Update: The cumulative distribution cdf_zgm is shown as
In the rest, in order to get the inverse of the probability, it is the approach I have used:
# fix bounds of cdf_zgm
cdf_zgm[:, 0] = 0
cdf_zgm[:, -1] = 1
#Interpolate the data using a linear spline to "grid_q" samples
grid_q = np.linspace(0, 1, 200)
grid_qm = np.empty((len(grid_m), len(grid_q)), float)
for i in range(len(grid_m)):
grid_qm[i] = interpolate.interp1d(cdf_zgm[i], grid_z)(grid_q)
# build 2d interpolation for z as function of (q,m)
z_interp = interpolate.interp2d(grid_q, grid_m, grid_qm)
#sample magnitude
ng=20000
r = dist_m.rvs(ng)
rvs_u = np.random.rand(ng)
rvs_z = np.asarray([z_interp(rvs_u[i], r[i]) for i in range(len(rvs_u))]).ravel()
Is it right approach to fix the boundaries of CDF to one?
I don't know what's wrong with that code.
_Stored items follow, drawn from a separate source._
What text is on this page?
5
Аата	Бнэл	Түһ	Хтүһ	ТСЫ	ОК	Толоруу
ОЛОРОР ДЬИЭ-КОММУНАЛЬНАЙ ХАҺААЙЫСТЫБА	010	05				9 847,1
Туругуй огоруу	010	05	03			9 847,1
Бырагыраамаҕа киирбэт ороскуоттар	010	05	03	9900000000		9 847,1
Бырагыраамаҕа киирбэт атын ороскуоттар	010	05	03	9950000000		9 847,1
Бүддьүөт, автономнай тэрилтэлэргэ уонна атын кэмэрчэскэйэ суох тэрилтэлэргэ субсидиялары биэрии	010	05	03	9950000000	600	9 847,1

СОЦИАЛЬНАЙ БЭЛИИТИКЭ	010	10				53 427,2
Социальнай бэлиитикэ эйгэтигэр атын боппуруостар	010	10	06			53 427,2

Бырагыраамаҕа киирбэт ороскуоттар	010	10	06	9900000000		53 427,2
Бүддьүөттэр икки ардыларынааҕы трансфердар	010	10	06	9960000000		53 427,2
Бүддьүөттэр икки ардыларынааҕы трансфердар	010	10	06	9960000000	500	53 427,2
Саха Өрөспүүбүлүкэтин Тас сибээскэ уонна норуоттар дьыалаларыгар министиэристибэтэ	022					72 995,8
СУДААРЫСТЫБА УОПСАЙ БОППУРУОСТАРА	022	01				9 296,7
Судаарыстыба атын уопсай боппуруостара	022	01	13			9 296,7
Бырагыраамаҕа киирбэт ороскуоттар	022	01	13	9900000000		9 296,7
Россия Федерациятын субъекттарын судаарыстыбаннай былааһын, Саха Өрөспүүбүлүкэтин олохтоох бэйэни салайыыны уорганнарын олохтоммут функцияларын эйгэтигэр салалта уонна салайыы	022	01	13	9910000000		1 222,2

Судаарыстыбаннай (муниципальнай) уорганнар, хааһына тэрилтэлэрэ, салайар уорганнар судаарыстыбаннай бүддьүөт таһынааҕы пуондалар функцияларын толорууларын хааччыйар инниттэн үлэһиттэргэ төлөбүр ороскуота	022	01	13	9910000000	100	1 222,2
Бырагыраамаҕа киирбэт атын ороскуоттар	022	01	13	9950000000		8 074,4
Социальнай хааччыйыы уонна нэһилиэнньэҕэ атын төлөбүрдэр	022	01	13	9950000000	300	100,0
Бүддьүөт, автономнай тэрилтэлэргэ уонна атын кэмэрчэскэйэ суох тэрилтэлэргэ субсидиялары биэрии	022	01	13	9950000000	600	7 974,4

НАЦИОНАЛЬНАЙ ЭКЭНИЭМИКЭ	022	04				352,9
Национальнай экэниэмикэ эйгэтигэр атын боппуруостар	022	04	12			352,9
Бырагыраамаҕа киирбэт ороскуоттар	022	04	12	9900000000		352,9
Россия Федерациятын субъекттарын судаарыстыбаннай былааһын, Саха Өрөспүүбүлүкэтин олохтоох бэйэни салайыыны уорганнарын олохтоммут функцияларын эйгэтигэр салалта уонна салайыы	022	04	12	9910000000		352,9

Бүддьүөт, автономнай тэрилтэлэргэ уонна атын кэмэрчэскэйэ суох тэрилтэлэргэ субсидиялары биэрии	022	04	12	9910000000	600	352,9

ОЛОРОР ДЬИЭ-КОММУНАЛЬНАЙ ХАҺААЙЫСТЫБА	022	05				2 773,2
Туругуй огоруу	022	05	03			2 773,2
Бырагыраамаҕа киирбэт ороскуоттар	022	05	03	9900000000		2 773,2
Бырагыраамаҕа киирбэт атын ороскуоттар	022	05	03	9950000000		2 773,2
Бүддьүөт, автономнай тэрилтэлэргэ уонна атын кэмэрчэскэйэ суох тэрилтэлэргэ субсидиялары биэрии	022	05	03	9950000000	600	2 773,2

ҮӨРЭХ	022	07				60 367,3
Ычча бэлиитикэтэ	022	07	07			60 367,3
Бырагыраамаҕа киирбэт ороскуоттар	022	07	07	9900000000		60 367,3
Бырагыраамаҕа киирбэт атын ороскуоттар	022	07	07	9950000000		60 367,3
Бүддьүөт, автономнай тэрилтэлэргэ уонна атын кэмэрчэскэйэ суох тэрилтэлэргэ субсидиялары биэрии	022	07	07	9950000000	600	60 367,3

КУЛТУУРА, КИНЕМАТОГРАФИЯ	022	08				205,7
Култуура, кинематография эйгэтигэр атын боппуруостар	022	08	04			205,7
But here are a couple of different ideas to try:
(1) Just sum the array elements instead of trying to compute the numerical integrals. It is simpler that way. (Summing the array elements is essentially computing a rectangle rule approximation, which as it turns out, is actually more accurate than the trapezoidal rule.)
(2) Instead of trying to create a whole 2-d array at once, write a function which creates just a 1-d slice of p(z | m) for a given value of m. Then just sum those elements to get the cumulative probability.